Jesse Owens shows an obvious talent for sports from an early age. He does not have the money to buy expensive equipment for other sports other than athletics, so he devotes himself to running disciplines. In the US it is the hot period of racial segregation when in 1933 Owens is forced to some difficult experiences: he lives outside the university campus with other African-American athletes, in trips with the sports team he eats in restaurants for only blacks. During his studies he continued to work to pay for his university.

He is noticed by the University of Ohio who takes him to train. In the year leading up to the Olympics that will make him king of athletics, on May 25, 1935 at the Middle West Championships at the University of Michigan, Owens amazes the entire country and makes known his name overseas, in fact, in one race, Owens sets 3 world records and equals a quarter (which already belonged to him). In what, in his autobiography, “The Jesse Owens Story,” he calls day of days, Jesse Owens in less than an hour equals the world record in the 100 meters, establishes that in the long jump, He won the 200-meter race and the 200-meter hurdle race.

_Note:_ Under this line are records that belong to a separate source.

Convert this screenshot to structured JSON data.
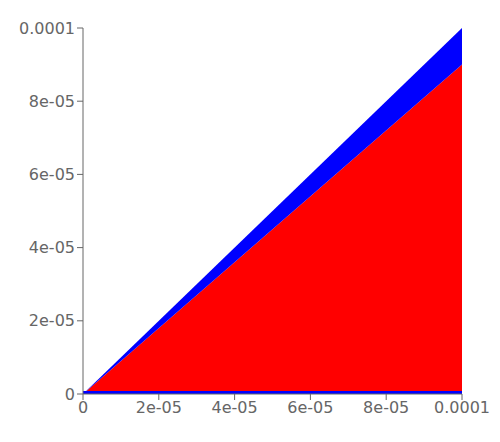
{
  "chart_data": {
    "type": "area",
    "x": [
      0,
      0.0001
    ],
    "series": [
      {
        "color": "#ff0000",
        "values": [
          [
            0,
            0
          ],
          [
            0,
            9e-05
          ]
        ]
      },
      {
        "color": "#0000ff",
        "values": [
          [
            0,
            0
          ],
          [
            9e-05,
            0.0001
          ]
        ]
      },
      {
        "color": "#0000ff",
        "values": [
          [
            0,
            8e-07
          ],
          [
            0,
            8e-07
          ]
        ]
      }
    ],
    "xlim": [
      0,
      0.0001
    ],
    "ylim": [
      0,
      0.0001
    ],
    "xticks": [
      0,
      {
        "value": 2e-05,
        "label": "2e-05"
      },
      {
        "value": 4e-05,
        "label": "4e-05"
      },
      {
        "value": 6e-05,
        "label": "6e-05"
      },
      {
        "value": 8e-05,
        "label": "8e-05"
      },
      0.0001
    ],
    "yticks": [
      0,
      {
        "value": 2e-05,
        "label": "2e-05"
      },
      {
        "value": 4e-05,
        "label": "4e-05"
      },
      {
        "value": 6e-05,
        "label": "6e-05"
      },
      {
        "value": 8e-05,
        "label": "8e-05"
      },
      0.0001
    ],
    "grid": false
  }
}
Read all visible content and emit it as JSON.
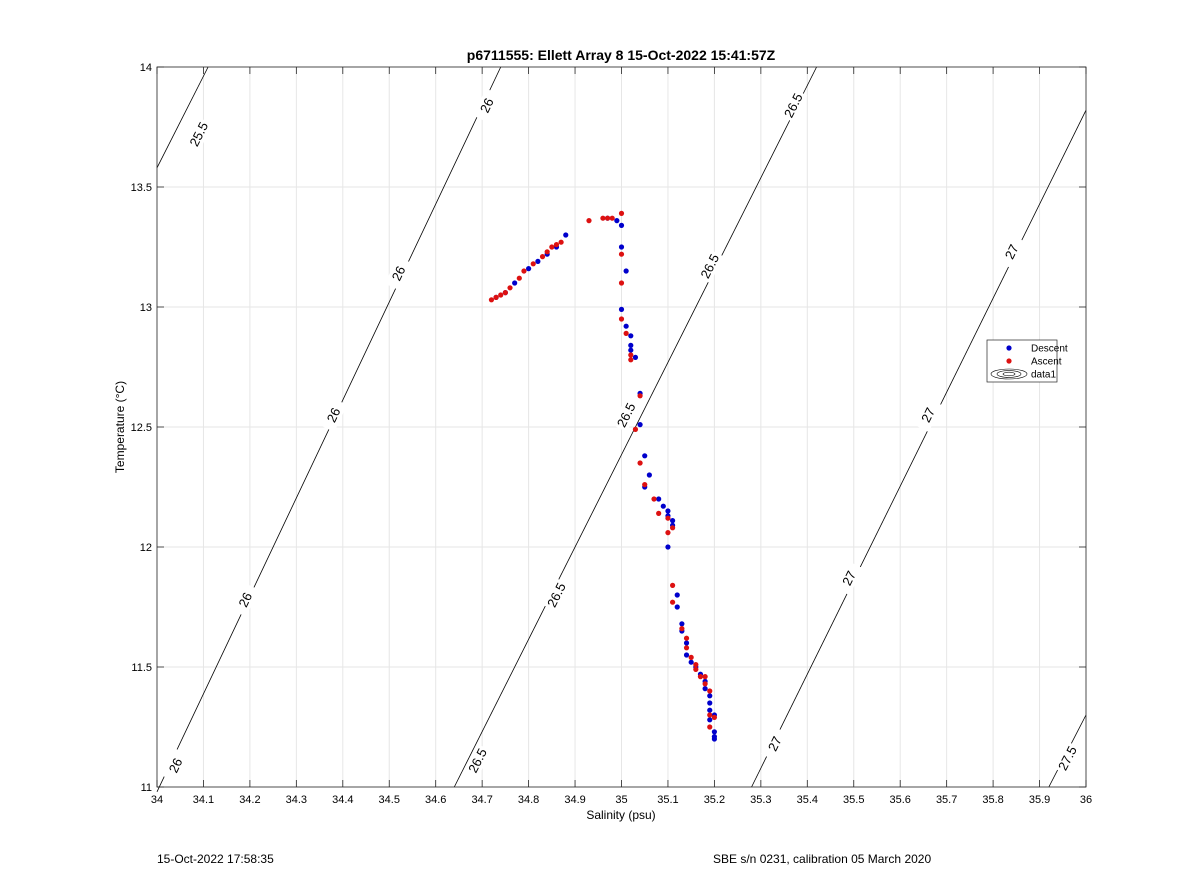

The following year there would be the Olympics, the Nazi regime does not leave the United States so quiet that they would like to boycott the games but in the end they decide to participate. In August 1936, Owens flew to Berlin to take part in the eleventh Olympics. His name is linked to history because of the circumstances that saw him champion and athlete-symbol of the Berlin Olympics of 1936, and starred along with Hitler of a famous episode. Owens wins 4 medals at the Olympic Games: in the 100 meters , in the 200 meters , in the long jump and in the relay 4 x 100 . So he won another title, for the fury of Hitler, who left the balcony of the tribune authorities to avoid attending the final award ceremony of a black man who triumphs before the Aryans. We will have to wait 48 years, at the 1984 Summer Olympics in Los Angeles, to see another man, the American Carl Lewis, capable of repeating Owens’s feat. The story of Jesse Owens, at the 1936 Berlin Olympics, gave the world an indelible undertaking and message over time.

After the Olympics, Owens continued to compete and win and then became a coach. He died at age 66, in poverty, abandoned, taken away by lung cancer in Tucson, Arizona, on March 31, 1980. In 1984, a street in Berlin passed right in front of the Olympic Stadium. After 40 years Jesse Owens remains today a symbol of freedom; the symbol of the champion who rose above the Nazi reluctance in front of the first representative of racial discrimination.